D'autorité les commis recruteurs s'en saisirent de son panier pour peser le contenu sur la balance. Le sauvage ne comprenait pas plus le truc de la balance que le reste. La femme n'osait toujours pas relever la tête. Les autres nègres de la famille les attendaient dehors, avec les yeux bien écarquillés. On les fit entrer aussi, enfants compris et tous, pour qu'ils ne perdent rien du spectacle.
C'était la première fois qu'ils venaient comme ça tous ensemble de la forêt, vers les Blancs en ville. Ils avaient dû s'y mettre depuis bien longtemps les uns et les autres pour récolter tout ce caoutchouc-là.
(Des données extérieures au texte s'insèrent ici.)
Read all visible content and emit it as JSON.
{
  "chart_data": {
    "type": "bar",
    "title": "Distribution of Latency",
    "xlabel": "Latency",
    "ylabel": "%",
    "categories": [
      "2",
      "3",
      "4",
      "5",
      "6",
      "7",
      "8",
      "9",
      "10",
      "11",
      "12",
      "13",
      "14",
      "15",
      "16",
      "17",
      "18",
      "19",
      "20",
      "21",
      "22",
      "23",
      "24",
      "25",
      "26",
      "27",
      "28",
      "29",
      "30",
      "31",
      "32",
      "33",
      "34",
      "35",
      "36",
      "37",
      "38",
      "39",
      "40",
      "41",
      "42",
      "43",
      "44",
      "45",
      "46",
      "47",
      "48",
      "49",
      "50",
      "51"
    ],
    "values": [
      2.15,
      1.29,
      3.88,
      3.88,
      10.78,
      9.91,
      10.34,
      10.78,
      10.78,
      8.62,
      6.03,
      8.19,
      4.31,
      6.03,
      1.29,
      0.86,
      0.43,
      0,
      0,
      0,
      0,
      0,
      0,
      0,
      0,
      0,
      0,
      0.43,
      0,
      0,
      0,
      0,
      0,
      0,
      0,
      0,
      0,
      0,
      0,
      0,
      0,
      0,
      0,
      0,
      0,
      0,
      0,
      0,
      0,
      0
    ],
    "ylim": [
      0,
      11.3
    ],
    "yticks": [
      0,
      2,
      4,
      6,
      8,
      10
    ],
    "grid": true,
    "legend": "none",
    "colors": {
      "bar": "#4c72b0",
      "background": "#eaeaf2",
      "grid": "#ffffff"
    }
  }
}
Alors forcément le résultat les intéressait tous. C'est long à suinter le caoutchouc dans les petits godets qu'on accroche au tronc des arbres. Souvent, on n'en a pas plein un petit verre en deux mois.
Pesée faite, notre gratteur entraîna le père, éberlué, derrière son comptoir et avec un crayon lui fit son compte et puis lui enferma dans le creux de la main quelques pièces en argent. Et puis : « Va-t'en ! qu'il lui a dit comme ça. C'est ton compte !… »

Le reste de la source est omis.